The validate f"…" block turns an interpolated path into a checked value — the ensure guards keep the write inside out/regulatory and reject .. traversal — so the document’s destination is as governed as its contents.

Your program itself is a document too. In Sema, documentation is generated by reflection over the code, merged with prose you write inline as docstrings — a triple-quoted string as the first statement of a module, def, struct, or enum (as in Python). Unlike a comment, a docstring is a real value the runtime can reflect:

"""Geometry helpers."""
def norm(x: f64, y: f64) -> f64 !{}:
"""
The Euclidean norm of a 2-D vector: $\|v\|_2 = \sqrt{x^2 + y^2}$.
> [!NOTE]
> The result is always non-negative.
```sema
n = norm(3.0, 4.0) # -> 5.0
```
"""
return math.sqrt(x * x + y * y)

sema doc <project> then emits Markdown that combines reflection (the exact signature, params, return type, effect row, struct fields with their sem descriptors, enum variants — always accurate because it is the code) with your docstring prose (Markdown, LaTeX, > [!NOTE] admonitions, sema examples, passed straight through). Docstrings are dedented like Python’s inspect.cleandoc, and being triple-quoted they are raw — LaTeX backslashes survive untouched.

Two flags close the loop:

  • --html renders a self-contained page (KaTeX-typeset math, admonitions, code blocks) with no build step — the “nice page”.
  • --skills emits each module’s doc with skill frontmatter, so generated docs load as model context via skills.load (see Tools, Skills & MCP) — code that documents itself to humans and to the models that read it.

From the sema/ directory:

Terminal window
sema check examples/finops-ledger
SEMA_STRICT=1 sema run examples/finops-ledger
sema assure examples/finops-ledger --grade gold
sema doc examples/finops-ledger --html

finops-ledger is an assure gold project — the strongest grade, which mutation-tests on top of running test blocks and fuzzing ensure properties.
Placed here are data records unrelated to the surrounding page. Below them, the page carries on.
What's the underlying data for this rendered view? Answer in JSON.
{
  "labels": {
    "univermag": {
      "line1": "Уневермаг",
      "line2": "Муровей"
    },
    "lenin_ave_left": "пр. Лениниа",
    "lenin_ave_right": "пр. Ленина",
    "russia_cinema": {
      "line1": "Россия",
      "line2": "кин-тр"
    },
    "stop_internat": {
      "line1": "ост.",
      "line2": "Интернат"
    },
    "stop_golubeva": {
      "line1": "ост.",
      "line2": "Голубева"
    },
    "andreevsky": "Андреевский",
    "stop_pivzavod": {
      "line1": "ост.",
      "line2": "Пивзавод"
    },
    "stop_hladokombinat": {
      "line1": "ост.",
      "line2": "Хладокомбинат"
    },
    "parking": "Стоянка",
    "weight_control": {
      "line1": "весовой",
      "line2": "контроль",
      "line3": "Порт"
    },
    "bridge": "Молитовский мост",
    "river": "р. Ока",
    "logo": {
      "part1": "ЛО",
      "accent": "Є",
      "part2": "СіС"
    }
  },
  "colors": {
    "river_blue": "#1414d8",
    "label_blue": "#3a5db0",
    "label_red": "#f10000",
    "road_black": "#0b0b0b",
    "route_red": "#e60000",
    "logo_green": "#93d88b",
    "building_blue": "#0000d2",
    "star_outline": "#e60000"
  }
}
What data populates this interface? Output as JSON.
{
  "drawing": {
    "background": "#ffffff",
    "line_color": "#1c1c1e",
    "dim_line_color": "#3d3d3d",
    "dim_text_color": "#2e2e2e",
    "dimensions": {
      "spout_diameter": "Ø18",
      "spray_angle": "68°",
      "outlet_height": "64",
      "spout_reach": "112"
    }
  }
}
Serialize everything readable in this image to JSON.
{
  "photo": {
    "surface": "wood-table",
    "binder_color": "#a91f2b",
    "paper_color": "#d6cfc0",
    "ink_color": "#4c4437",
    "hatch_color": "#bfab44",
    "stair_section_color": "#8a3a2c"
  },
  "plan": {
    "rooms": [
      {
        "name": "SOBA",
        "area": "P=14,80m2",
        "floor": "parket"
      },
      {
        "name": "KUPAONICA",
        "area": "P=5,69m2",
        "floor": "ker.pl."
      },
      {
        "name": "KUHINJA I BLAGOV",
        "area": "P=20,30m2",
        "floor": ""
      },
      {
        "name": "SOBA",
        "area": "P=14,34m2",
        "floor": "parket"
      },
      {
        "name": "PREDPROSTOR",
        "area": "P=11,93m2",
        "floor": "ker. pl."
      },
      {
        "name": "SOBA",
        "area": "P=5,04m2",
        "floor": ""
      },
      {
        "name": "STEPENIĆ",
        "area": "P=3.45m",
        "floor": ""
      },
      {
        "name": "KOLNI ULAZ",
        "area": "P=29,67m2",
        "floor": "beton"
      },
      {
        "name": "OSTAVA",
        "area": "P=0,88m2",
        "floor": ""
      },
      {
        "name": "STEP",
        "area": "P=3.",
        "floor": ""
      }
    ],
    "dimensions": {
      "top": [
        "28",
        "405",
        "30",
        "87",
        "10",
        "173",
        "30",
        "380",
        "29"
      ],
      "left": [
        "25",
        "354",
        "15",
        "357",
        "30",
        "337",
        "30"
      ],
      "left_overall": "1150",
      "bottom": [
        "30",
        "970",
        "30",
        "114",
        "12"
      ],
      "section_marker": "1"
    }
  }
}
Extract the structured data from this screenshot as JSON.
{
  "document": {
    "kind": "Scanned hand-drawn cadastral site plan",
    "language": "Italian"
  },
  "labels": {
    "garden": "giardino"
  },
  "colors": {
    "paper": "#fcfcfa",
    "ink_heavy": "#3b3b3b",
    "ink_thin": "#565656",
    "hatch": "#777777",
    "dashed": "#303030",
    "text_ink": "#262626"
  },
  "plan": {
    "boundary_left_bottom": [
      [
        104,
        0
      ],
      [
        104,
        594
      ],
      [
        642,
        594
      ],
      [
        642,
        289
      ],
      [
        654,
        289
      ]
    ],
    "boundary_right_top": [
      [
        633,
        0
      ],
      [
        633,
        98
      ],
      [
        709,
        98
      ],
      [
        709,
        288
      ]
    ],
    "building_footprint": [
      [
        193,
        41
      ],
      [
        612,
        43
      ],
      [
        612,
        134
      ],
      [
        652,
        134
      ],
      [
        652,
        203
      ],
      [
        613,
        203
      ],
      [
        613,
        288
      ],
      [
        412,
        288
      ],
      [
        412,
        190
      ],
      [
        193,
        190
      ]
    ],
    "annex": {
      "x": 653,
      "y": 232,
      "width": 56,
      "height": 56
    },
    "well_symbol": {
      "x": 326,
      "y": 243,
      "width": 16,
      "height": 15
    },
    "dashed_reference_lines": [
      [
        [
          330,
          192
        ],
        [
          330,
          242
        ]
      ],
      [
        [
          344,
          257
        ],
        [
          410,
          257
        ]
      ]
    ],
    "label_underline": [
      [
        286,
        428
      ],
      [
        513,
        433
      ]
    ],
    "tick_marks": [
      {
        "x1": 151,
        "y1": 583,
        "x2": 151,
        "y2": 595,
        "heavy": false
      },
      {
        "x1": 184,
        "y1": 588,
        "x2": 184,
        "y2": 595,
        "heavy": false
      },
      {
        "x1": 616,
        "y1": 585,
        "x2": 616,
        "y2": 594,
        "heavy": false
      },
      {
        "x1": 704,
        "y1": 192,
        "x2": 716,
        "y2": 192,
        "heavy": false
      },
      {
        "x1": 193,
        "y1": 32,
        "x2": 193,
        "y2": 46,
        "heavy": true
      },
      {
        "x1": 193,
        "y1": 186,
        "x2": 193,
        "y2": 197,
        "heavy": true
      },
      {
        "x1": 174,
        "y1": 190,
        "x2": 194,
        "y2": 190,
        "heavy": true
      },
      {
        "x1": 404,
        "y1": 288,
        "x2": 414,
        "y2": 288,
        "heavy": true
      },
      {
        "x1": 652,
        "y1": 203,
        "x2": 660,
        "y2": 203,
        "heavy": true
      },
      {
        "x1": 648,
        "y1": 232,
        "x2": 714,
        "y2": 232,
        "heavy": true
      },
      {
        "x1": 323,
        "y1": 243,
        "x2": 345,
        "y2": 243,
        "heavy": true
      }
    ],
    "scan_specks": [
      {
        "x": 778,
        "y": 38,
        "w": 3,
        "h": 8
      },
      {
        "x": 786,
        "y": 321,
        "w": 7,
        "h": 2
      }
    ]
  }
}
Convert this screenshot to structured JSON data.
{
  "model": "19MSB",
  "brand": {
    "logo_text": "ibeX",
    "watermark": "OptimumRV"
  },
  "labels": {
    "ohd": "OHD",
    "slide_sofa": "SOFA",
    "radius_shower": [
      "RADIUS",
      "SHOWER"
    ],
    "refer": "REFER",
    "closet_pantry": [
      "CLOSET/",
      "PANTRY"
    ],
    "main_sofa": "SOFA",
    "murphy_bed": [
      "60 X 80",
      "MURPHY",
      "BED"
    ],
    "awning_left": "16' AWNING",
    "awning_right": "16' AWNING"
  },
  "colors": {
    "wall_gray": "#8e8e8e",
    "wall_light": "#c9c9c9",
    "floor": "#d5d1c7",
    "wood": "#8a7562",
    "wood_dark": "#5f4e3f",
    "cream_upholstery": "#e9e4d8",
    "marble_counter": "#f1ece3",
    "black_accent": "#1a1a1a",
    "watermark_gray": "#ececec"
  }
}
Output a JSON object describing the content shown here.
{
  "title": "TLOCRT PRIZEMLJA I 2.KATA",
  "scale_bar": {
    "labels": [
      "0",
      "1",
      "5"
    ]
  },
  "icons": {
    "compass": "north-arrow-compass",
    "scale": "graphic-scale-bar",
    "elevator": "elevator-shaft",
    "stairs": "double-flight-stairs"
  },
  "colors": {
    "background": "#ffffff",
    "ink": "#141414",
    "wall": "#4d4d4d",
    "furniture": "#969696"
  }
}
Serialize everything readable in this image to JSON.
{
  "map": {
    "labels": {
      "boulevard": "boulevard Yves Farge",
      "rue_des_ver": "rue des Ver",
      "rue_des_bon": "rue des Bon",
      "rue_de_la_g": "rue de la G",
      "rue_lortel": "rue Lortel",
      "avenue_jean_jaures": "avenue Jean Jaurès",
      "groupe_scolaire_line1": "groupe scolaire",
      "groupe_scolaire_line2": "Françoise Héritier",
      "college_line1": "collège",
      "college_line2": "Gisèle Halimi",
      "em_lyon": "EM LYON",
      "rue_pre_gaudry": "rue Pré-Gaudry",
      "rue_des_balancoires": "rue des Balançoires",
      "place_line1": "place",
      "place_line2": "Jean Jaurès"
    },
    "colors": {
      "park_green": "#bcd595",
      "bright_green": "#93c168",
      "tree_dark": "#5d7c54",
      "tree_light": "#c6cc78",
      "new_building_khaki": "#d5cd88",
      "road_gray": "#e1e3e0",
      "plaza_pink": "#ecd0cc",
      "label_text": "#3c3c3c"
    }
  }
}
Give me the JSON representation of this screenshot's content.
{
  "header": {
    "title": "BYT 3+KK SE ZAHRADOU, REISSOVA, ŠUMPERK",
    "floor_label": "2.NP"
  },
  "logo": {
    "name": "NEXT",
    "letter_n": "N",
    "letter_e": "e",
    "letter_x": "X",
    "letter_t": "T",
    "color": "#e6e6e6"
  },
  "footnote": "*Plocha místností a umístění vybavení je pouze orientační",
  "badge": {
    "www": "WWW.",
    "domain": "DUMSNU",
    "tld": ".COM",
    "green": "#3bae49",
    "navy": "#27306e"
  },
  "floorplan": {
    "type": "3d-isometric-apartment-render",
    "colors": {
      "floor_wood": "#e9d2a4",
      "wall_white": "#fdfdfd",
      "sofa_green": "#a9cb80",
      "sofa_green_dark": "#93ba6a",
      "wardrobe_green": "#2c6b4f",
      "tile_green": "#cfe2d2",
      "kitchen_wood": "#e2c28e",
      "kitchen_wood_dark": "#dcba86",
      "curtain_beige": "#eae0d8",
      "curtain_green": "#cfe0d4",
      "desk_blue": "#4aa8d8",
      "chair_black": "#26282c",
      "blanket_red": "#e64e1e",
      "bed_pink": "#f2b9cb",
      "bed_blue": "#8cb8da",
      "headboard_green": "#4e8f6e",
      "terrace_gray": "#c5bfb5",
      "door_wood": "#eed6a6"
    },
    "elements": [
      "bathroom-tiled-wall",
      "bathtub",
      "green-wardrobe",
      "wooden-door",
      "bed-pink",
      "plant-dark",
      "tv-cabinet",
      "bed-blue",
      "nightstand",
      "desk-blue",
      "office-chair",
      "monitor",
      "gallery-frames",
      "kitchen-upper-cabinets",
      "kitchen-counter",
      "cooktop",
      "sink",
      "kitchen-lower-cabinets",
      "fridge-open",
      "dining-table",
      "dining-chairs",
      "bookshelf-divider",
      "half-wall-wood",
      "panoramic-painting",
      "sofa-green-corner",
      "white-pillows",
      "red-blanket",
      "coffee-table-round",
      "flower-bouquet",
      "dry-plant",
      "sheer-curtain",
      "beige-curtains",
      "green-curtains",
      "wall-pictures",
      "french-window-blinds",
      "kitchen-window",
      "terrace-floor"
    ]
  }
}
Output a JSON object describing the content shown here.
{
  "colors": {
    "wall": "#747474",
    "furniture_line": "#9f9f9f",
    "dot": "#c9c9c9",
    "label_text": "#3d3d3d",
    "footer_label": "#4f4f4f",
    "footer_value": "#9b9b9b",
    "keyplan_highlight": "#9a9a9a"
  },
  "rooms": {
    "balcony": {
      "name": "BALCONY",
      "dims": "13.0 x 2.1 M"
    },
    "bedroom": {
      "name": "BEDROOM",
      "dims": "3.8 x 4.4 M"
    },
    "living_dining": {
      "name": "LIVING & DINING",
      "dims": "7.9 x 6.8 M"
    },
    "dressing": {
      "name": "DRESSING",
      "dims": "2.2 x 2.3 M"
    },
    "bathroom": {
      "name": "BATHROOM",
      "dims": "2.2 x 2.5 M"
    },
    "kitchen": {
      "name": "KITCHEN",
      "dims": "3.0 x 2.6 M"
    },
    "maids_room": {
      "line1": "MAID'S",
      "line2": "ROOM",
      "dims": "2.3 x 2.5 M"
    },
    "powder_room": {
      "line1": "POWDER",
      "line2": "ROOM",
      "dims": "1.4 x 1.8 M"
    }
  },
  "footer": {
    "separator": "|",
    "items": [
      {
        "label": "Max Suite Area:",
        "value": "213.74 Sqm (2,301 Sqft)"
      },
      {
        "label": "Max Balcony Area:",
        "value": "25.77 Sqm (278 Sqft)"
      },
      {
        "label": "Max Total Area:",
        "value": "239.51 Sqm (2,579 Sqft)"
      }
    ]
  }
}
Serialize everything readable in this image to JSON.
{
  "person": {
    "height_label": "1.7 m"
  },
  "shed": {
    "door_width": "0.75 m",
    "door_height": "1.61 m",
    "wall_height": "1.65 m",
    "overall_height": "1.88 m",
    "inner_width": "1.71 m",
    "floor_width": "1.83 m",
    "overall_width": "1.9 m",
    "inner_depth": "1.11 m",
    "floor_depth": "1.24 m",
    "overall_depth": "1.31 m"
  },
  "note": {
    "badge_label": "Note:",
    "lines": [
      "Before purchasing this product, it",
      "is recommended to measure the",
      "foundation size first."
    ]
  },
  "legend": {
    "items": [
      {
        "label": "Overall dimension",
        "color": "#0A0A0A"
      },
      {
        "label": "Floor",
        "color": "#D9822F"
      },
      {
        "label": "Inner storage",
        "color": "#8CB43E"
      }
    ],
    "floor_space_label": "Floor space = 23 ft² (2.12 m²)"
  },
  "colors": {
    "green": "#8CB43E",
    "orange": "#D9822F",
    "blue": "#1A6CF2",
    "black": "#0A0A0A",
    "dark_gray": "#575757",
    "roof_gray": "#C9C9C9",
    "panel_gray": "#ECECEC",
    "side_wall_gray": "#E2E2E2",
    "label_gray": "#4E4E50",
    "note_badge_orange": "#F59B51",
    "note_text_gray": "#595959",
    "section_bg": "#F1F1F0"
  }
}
  • A single-page HTML report — render a Report, write it with fs.write, then sema doc --html the module for the reflected companion page.
  • A briefing instead of a report — the crisis-logistics example drafts a public safety PublicBriefing with the same simulate def + check semantics shape, then redacts and gates it before publication.
  • Test the exact Markdown — because render is pure, put a golden string in a test block and let sema assure verify layout stability.